Dodatkowa zgoda na marketing ma być skuteczna ze względu na bardzo czytelny komunikat tłumaczący działanie nowej funkcji. Dyrektor ds. analityki w firmie marketingowej Epsilon szacuje, że blokada algorytmu personalizacji treści może przyczynić się nawet do 50-procentowego spadku oglądalności reklam na telefonach Apple’a.
Alarm dla branży
Firma marketingowa AppsFlyer podała, że w przypadku współpracujących z agencją aplikacji, zaledwie 32% użytkowników wyraziło zgodę na dalsze udostępnianie zewnętrznych danych. Próba badawcza objęła 300 aplikacji, zainstalowanych na 2000 urządzeń. Jest to jednak wartość uśredniona – programy budzące u klientów większe zaufanie otrzymały 40% zgód marketingowych. Najgorzej wypadały w tym względzie aplikacje randkowe: w ich przypadku zaledwie co piąty użytkownik wyraził zgodę na działanie algorytmów śledzenia.

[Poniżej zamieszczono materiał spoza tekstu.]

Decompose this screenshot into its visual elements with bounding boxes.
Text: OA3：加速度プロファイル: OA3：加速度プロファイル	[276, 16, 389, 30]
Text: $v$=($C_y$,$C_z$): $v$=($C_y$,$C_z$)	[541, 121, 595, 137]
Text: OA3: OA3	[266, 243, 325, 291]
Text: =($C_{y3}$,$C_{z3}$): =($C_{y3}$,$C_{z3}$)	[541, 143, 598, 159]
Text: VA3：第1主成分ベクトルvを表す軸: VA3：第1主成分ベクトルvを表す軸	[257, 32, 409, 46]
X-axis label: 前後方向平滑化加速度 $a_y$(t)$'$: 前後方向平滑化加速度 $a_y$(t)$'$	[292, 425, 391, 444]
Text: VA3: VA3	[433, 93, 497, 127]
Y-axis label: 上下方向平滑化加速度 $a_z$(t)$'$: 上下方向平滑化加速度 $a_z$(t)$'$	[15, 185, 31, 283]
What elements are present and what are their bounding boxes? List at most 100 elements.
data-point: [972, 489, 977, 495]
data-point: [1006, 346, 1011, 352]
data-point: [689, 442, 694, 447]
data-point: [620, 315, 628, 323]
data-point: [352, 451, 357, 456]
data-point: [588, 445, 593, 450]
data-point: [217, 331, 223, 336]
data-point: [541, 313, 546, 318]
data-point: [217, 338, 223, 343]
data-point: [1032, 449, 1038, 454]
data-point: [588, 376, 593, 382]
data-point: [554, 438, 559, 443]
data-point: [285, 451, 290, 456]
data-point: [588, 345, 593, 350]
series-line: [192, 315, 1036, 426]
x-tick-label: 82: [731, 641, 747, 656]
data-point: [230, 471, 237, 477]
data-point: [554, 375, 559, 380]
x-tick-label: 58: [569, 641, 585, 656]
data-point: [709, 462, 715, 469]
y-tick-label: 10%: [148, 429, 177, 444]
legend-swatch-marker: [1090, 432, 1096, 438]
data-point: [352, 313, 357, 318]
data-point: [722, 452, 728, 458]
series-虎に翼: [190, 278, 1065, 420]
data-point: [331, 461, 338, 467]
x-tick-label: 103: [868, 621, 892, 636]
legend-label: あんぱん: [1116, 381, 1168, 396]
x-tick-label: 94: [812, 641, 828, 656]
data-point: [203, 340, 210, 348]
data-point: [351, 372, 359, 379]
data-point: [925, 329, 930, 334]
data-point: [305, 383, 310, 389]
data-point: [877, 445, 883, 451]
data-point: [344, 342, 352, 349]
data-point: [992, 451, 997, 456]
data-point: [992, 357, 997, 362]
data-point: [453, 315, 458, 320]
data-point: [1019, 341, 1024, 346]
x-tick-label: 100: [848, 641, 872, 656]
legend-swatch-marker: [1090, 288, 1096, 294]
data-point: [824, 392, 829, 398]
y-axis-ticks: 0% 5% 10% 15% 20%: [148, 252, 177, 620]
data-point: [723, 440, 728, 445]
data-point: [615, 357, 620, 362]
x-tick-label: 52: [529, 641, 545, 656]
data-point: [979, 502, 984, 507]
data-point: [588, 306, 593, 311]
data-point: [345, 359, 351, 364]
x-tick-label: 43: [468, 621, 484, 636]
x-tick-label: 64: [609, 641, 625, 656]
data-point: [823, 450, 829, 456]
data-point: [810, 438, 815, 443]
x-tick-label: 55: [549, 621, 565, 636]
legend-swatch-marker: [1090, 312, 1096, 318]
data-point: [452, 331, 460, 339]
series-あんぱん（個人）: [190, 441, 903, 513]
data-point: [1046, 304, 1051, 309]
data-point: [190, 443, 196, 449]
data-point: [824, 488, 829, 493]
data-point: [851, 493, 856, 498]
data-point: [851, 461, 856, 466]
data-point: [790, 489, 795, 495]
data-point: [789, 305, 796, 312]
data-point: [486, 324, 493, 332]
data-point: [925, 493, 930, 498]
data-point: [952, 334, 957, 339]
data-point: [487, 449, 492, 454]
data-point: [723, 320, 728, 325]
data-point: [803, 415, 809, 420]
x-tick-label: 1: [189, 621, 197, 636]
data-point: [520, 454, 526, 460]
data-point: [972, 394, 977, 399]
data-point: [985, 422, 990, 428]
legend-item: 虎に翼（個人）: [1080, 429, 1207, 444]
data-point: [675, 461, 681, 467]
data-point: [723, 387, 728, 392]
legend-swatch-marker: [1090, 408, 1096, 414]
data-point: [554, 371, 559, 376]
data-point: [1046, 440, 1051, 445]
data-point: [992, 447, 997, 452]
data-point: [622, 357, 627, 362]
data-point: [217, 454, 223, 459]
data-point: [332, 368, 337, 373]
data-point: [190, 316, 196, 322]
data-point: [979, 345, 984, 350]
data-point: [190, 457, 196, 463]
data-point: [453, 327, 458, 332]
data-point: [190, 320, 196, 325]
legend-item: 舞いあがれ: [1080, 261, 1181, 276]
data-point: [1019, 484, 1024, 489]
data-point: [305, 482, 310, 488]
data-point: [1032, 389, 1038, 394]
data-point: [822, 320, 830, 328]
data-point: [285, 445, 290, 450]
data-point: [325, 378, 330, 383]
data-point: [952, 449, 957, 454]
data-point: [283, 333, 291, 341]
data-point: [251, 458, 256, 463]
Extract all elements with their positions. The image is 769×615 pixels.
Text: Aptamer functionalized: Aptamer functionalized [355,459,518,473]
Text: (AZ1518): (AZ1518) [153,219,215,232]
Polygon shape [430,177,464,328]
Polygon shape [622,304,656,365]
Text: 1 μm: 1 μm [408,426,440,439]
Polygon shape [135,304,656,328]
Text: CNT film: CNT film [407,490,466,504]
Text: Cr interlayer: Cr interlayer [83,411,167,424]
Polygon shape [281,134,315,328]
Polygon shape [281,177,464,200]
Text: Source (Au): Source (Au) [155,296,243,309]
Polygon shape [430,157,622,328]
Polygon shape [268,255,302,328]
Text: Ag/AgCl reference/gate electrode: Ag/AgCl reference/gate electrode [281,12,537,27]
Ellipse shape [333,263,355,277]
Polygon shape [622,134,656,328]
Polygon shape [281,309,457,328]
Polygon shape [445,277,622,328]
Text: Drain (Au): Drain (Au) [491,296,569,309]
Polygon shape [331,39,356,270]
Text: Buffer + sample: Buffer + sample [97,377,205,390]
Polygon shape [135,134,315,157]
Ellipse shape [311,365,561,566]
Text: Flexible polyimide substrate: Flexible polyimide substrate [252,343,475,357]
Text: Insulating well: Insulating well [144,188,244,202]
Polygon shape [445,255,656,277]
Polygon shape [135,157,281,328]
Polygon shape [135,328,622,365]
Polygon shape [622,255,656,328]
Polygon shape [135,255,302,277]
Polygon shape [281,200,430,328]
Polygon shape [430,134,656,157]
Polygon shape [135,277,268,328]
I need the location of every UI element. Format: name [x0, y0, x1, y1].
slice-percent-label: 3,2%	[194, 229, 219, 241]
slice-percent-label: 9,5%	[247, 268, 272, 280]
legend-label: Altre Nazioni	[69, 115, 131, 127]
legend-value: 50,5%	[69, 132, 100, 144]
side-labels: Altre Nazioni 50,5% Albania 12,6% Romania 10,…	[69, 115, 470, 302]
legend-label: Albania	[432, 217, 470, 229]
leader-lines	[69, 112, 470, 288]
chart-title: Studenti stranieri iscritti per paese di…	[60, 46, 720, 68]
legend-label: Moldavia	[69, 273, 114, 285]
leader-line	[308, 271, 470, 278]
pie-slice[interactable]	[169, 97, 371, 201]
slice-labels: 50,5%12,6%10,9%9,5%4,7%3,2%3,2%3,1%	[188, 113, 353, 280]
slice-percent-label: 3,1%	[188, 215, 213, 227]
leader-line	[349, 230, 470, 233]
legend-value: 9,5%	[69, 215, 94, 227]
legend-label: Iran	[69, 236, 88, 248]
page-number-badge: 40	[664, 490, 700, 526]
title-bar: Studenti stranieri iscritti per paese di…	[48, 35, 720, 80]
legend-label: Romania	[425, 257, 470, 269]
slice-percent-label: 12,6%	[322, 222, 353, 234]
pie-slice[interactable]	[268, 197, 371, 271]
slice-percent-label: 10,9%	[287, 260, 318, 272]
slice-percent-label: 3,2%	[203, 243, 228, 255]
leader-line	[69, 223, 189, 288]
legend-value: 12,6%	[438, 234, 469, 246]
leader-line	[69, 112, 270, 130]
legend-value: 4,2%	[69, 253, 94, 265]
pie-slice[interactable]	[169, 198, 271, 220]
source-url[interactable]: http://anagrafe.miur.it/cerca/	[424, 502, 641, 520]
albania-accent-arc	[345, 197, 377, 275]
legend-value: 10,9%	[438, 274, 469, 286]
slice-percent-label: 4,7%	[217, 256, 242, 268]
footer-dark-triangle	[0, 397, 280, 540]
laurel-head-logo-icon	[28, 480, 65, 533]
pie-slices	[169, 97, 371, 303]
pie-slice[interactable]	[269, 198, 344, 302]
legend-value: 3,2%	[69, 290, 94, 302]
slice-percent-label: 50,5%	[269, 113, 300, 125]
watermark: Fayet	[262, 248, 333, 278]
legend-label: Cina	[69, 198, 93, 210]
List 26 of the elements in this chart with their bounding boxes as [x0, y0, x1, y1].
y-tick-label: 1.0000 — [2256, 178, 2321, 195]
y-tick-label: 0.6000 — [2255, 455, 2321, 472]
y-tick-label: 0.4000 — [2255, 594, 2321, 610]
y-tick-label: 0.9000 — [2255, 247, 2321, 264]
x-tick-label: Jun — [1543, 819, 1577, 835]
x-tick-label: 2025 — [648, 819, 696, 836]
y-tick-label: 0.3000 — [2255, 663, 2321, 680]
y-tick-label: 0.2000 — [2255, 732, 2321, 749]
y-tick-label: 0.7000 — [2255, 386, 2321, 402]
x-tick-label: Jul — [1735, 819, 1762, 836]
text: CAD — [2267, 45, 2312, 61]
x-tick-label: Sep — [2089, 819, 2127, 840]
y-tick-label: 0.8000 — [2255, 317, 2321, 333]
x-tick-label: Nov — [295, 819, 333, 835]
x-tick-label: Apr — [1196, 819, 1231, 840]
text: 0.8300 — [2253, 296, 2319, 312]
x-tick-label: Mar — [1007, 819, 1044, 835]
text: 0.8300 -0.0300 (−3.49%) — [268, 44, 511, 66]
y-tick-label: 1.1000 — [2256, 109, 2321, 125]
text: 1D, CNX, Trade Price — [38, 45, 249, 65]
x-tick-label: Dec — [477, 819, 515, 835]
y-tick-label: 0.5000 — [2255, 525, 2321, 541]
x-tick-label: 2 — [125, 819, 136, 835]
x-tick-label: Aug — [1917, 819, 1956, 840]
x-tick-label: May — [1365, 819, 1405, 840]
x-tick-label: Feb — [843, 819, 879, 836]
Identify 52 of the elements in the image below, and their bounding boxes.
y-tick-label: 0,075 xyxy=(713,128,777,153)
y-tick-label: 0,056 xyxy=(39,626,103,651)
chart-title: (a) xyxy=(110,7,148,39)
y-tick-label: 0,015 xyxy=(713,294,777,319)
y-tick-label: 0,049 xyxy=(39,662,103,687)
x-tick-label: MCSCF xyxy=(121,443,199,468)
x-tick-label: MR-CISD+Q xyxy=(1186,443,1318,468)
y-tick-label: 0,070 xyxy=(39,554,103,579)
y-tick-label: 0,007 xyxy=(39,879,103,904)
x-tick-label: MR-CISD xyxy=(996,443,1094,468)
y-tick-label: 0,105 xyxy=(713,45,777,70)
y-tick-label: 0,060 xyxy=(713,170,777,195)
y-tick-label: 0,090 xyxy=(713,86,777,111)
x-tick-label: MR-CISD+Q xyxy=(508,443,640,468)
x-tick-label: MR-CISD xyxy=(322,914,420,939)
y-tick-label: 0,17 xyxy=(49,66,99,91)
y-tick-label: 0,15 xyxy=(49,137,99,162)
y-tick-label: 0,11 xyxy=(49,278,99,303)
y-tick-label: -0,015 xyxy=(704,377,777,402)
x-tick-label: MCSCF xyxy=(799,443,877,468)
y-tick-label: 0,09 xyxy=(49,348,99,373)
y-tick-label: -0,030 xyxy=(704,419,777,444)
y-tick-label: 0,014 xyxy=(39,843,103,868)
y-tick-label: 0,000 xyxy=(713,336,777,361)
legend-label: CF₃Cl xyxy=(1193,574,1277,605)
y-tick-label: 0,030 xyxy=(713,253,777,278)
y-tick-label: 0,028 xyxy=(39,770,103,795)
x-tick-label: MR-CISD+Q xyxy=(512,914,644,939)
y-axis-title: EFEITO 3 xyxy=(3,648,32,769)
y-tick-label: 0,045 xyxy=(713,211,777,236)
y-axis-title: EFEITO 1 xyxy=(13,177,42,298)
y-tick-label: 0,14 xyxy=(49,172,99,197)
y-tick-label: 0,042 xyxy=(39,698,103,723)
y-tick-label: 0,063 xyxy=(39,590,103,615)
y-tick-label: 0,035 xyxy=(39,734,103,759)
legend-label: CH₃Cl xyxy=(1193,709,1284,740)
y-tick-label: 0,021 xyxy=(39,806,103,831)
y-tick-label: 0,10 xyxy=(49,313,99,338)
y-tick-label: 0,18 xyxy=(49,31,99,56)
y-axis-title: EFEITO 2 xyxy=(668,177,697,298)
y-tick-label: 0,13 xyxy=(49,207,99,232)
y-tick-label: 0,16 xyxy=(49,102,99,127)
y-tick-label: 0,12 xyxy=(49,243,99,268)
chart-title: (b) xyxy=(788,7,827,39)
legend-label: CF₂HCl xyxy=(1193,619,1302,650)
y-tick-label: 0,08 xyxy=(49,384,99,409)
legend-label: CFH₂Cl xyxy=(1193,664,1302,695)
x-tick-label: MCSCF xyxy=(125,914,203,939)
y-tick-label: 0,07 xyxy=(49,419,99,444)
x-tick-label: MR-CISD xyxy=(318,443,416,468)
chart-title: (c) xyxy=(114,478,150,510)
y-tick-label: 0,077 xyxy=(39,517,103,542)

Statystyki te sprawiły, że branża reklamowa ma powody do niepokojów. Jeżeli prognozy się potwierdzą się na większej grupie użytkowników, aktualizacja Apple’a może w dłuższej perspektywie doprowadzić do wycofania całego systemu personalizacji. Firmy nie będą chciały już z niego korzystać, bo bez dostępu do informacji o odbiorcy stanie się praktycznie bezużyteczny.
Kto straci więcej?
Czy można zatem świętować sukces? Niekoniecznie. Choć reklamodawcy mogą otrzymać spory cios, na niekorzyść Apple’a działa brak podobnych rozwiązań u konkurencji, przede wszystkim w ekosystemie Google’a. Zbyt niski wskaźnik akceptacji dla dalszego korzystania z personalizowanych reklam może sprawić, że agencje porzucą w przyszłości ekosystem giganta z Cupertino.
Prognozy głoszą, że może być to nawet 58% reklamodawców. Choć użytkownikom będzie to nawet na rękę, zapewne odbije się negatywnie na przychodach Apple’a. Pytanie, czy nawet w takim przypadku firma będzie konsekwentna w swoim postanowieniu.